There was never any chance of me going to visit this volcano on this trip. But I have been there a couple times before, once with lasting significance. I will tell that story in a little bit.
I have visited and stayed with my friends here in Costa Rica, at their houses near one of their farms, for several years now - about a decade. The entire complex is centered around the grandmother's house, the abuela, whom I had never met until today. She must be approaching her 90's. I was expecting her to speak Spanish, almost exclusively, and was surprised to hear her perfect English with a French accent. She gave fascinating glimpses of her life; being born in Brooklyn, living in Washington D.C., growing up in Paris, being of French descent, and of her eventual move to Costa Rica.
She listened also at my stories of falling in love, getting married, having a child, as well as my family's regional and geographic history, etc.
She told stories of the past, her memories of the 1930's and forward. She was bright-eyed and encouraging, and was as interested in hearing my tales as she was enthused in telling hers. In short, I was charmed by her, immediately. We will hopefully have time to talk more at dinner tonight.
I asked if I could take pictures of her courtyard. There are clever little mural paintings on the yellow walls of the characters from "Alice's adventures in Wonderland" found there. It is a special place for Rachel and I. After breaking up with my previous girlfriend and suffering a rather painful series of realizations concerning that relationship I needed a long break in a beautiful place. I extended my upcoming trip to Costa Rica. Rachel and I had resumed the intimate communications that had been somewhat hobbled by the relationship just referenced. Eventually I asked Rachel to come to Costa Rica with me. She was living in LA at the time, and I in New York. Though we had had an intermittent relationship previously in Manchester and NYC it was there in Costa Rica that we fell in love. Or, I with her, I should say. She states that her love for me had its precedents.
So, each of the individual memories of our time there have taken on special significance. On that first trip together the grandmother was out of town and my friends assigned us that room to sleep in, as we were the guests and they wanted us to be as comfortable as possible. The room was quite magical for us, enchanted even. The courtyard that was off of the room, the light that made its way through the vines above, the yellow walls, the hammock, the paintings, the canopy, all of it. It has become a part of the mythology of our love.
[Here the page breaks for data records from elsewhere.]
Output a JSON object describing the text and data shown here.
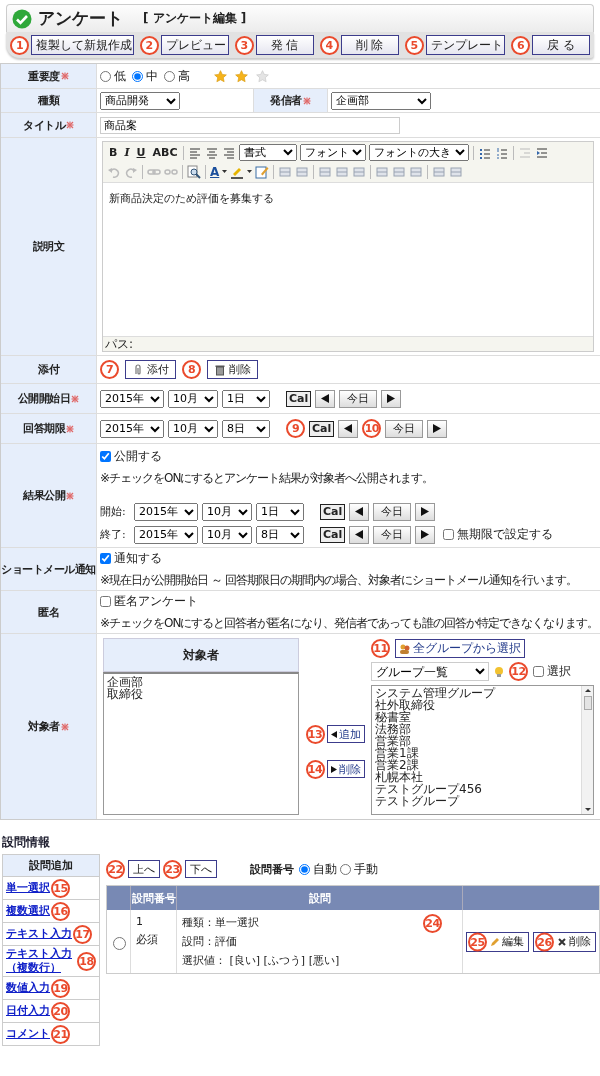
{
  "header": {
    "title": "アンケート",
    "subtitle": "[ アンケート編集 ]"
  },
  "toolbar": [
    {
      "label": "複製して新規作成",
      "callout": "1"
    },
    {
      "label": "プレビュー",
      "callout": "2"
    },
    {
      "label": "発 信",
      "callout": "3"
    },
    {
      "label": "削 除",
      "callout": "4"
    },
    {
      "label": "テンプレート",
      "callout": "5"
    },
    {
      "label": "戻 る",
      "callout": "6"
    }
  ],
  "form": {
    "importance": {
      "label": "重要度",
      "required": true,
      "options": [
        {
          "label": "低",
          "selected": false
        },
        {
          "label": "中",
          "selected": true
        },
        {
          "label": "高",
          "selected": false
        }
      ],
      "stars": 2
    },
    "type": {
      "label": "種類",
      "value": "商品開発"
    },
    "sender": {
      "label": "発信者",
      "required": true,
      "value": "企画部"
    },
    "title": {
      "label": "タイトル",
      "required": true,
      "value": "商品案"
    },
    "description": {
      "label": "説明文",
      "format_buttons": [
        "B",
        "I",
        "U",
        "ABC"
      ],
      "selects": [
        "書式",
        "フォント",
        "フォントの大き"
      ],
      "font_color_label": "A",
      "content": "新商品決定のため評価を募集する",
      "path_label": "パス:"
    },
    "attachment": {
      "label": "添付",
      "buttons": [
        {
          "label": "添付",
          "callout": "7"
        },
        {
          "label": "削除",
          "callout": "8"
        }
      ]
    },
    "publish_start": {
      "label": "公開開始日",
      "required": true,
      "year": "2015年",
      "month": "10月",
      "day": "1日",
      "cal": "Cal",
      "today": "今日"
    },
    "answer_deadline": {
      "label": "回答期限",
      "required": true,
      "year": "2015年",
      "month": "10月",
      "day": "8日",
      "cal": "Cal",
      "today": "今日",
      "cal_callout": "9",
      "today_callout": "10"
    },
    "result": {
      "label": "結果公開",
      "required": true,
      "checkbox": {
        "label": "公開する",
        "checked": true
      },
      "note": "※チェックをONにするとアンケート結果が対象者へ公開されます。",
      "start": {
        "prefix": "開始:",
        "year": "2015年",
        "month": "10月",
        "day": "1日",
        "cal": "Cal",
        "today": "今日"
      },
      "end": {
        "prefix": "終了:",
        "year": "2015年",
        "month": "10月",
        "day": "8日",
        "cal": "Cal",
        "today": "今日"
      },
      "unlimited": {
        "label": "無期限で設定する",
        "checked": false
      }
    },
    "short_mail": {
      "label": "ショートメール通知",
      "checkbox": {
        "label": "通知する",
        "checked": true
      },
      "note": "※現在日が公開開始日 ～ 回答期限日の期間内の場合、対象者にショートメール通知を行います。"
    },
    "anonymous": {
      "label": "匿名",
      "checkbox": {
        "label": "匿名アンケート",
        "checked": false
      },
      "note": "※チェックをONにすると回答者が匿名になり、発信者であっても誰の回答か特定できなくなります。"
    },
    "targets": {
      "label": "対象者",
      "required": true,
      "list_header": "対象者",
      "selected_items": [
        "企画部",
        "取締役"
      ],
      "all_groups_button": {
        "label": "全グループから選択",
        "callout": "11"
      },
      "group_select": "グループ一覧",
      "select_checkbox": {
        "label": "選択",
        "checked": false,
        "callout": "12"
      },
      "add_button": {
        "label": "追加",
        "callout": "13"
      },
      "remove_button": {
        "label": "削除",
        "callout": "14"
      },
      "groups": [
        "システム管理グループ",
        "社外取締役",
        "秘書室",
        "法務部",
        "営業部",
        "営業1課",
        "営業2課",
        "札幌本社",
        "テストグループ456",
        "テストグループ"
      ]
    }
  },
  "questions": {
    "heading": "設問情報",
    "add_panel": {
      "title": "設問追加",
      "links": [
        {
          "label": "単一選択",
          "callout": "15"
        },
        {
          "label": "複数選択",
          "callout": "16"
        },
        {
          "label": "テキスト入力",
          "callout": "17"
        },
        {
          "label": "テキスト入力（複数行）",
          "callout": "18"
        },
        {
          "label": "数値入力",
          "callout": "19"
        },
        {
          "label": "日付入力",
          "callout": "20"
        },
        {
          "label": "コメント",
          "callout": "21"
        }
      ]
    },
    "up_button": {
      "label": "上へ",
      "callout": "22"
    },
    "down_button": {
      "label": "下へ",
      "callout": "23"
    },
    "numbering": {
      "label": "設問番号",
      "options": [
        {
          "label": "自動",
          "selected": true
        },
        {
          "label": "手動",
          "selected": false
        }
      ]
    },
    "columns": [
      "設問番号",
      "設問"
    ],
    "rows": [
      {
        "selected": false,
        "number": "1",
        "required_label": "必須",
        "lines": [
          "種類：単一選択",
          "設問：評価",
          "選択値： [良い] [ふつう] [悪い]"
        ],
        "callout": "24",
        "edit_button": {
          "label": "編集",
          "callout": "25"
        },
        "delete_button": {
          "label": "削除",
          "callout": "26"
        }
      }
    ]
  }
}
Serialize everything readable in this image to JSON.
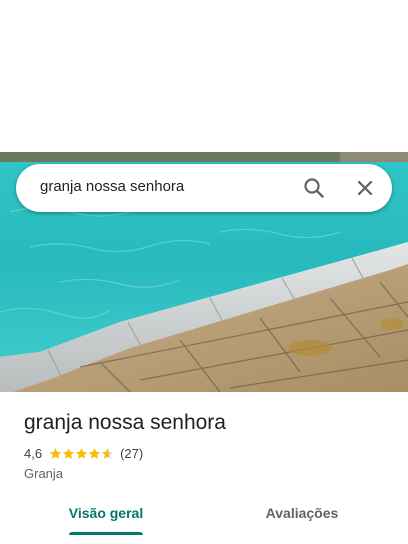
{
  "search": {
    "query": "granja nossa senhora"
  },
  "place": {
    "title": "granja nossa senhora",
    "rating": "4,6",
    "rating_stars": 4.6,
    "review_count": "(27)",
    "category": "Granja"
  },
  "tabs": [
    {
      "label": "Visão geral",
      "active": true
    },
    {
      "label": "Avaliações",
      "active": false
    }
  ],
  "colors": {
    "accent": "#00796b",
    "star": "#fbbc04"
  },
  "icons": {
    "search": "search-icon",
    "close": "close-icon"
  }
}
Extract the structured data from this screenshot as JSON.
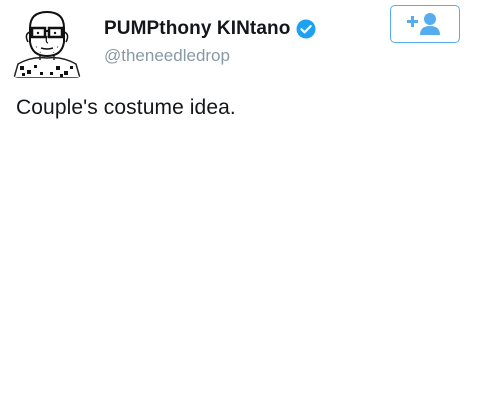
{
  "tweet": {
    "display_name": "PUMPthony KINtano",
    "handle": "@theneedledrop",
    "text": "Couple's costume idea.",
    "verified": true
  },
  "follow_button": {
    "icon": "add-user-icon"
  },
  "colors": {
    "accent": "#55acee",
    "verified": "#1da1f2",
    "name_text": "#14171a",
    "handle_text": "#8899a6"
  }
}
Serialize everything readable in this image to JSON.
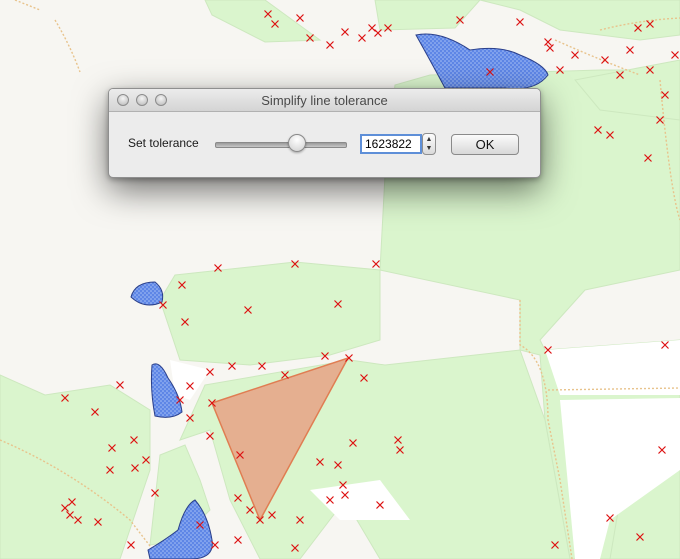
{
  "dialog": {
    "title": "Simplify line tolerance",
    "tolerance_label": "Set tolerance",
    "tolerance_value": "1623822",
    "slider_fraction": 0.63,
    "ok_label": "OK",
    "stepper_up": "▲",
    "stepper_down": "▼"
  },
  "map": {
    "colors": {
      "background": "#f7f6f2",
      "grassland": "#daf5cd",
      "water": "#5e86e6",
      "selected_polygon": "#e5a78a",
      "vertex_marker": "#dd1111",
      "path": "#e8c38c"
    }
  }
}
After a few days in San Jose we began the journey out to the beach, where our love took on its most increased physical manifestations. In this way nature seems quite perfectly arranged. We hardly left our room for days, and when we did so we both carried glowing but coy smiles. I'm getting ahead of myself. Before we got to the beach we broke the journey up into two different drives, spread across two days. The night between we stopped at the Volcano Arenal. It has famed mineral baths with recognizable restorative benefits, though I do not believe we made it in time to bathe in them. We arrived in the dark, after many hours on the road.
It is an active volcano in the truest visual sense, one need only look at it to immediately know. With its easily discernible volcanic shape from decades of lava strafing everything off of the mountainside and producing the nearly mythical volcanic cone: an opening at the top, often with telling steam floating up from it, and nothing but burned evidence down each steep side, ravines that tell of many previous molten flows.
Threatening in every way, fascinating without invitation.
Threatening in every way, fascinating without invitation.
We all met for dinner late that night at a restaurant that gave an impressive view of the volcano. The power had gone off in the entire region so the only visible light was the candle light on each table, barely enough to eat with, mixed with the occasional red burst from the mountain. In the near complete darkness we listened to the grumblings of the earth and felt the vibrations shaking the ground upon which we all sat. Red lava dripped, poured, and shot out of the caldera at the top to everybody's excitement. Occasionally there was a large burst of lava flying into the night sky, or alternately oozing down the side of the mountain, reminding us all of its pre-historic potential.
To say that it was romantic, fascinating and a touch frightening would each be understatements. Of what use are those words when held up against such memories. What we held instead were each other's hands under the table in the darkness, fumbling for the occasional blind kiss at the table, bumping into one another with intimate excitement.
After dinner we retired to our perfectly unlit room together where we continued our romantic discovering, the earth shaking and growling and forever spinning underneath us.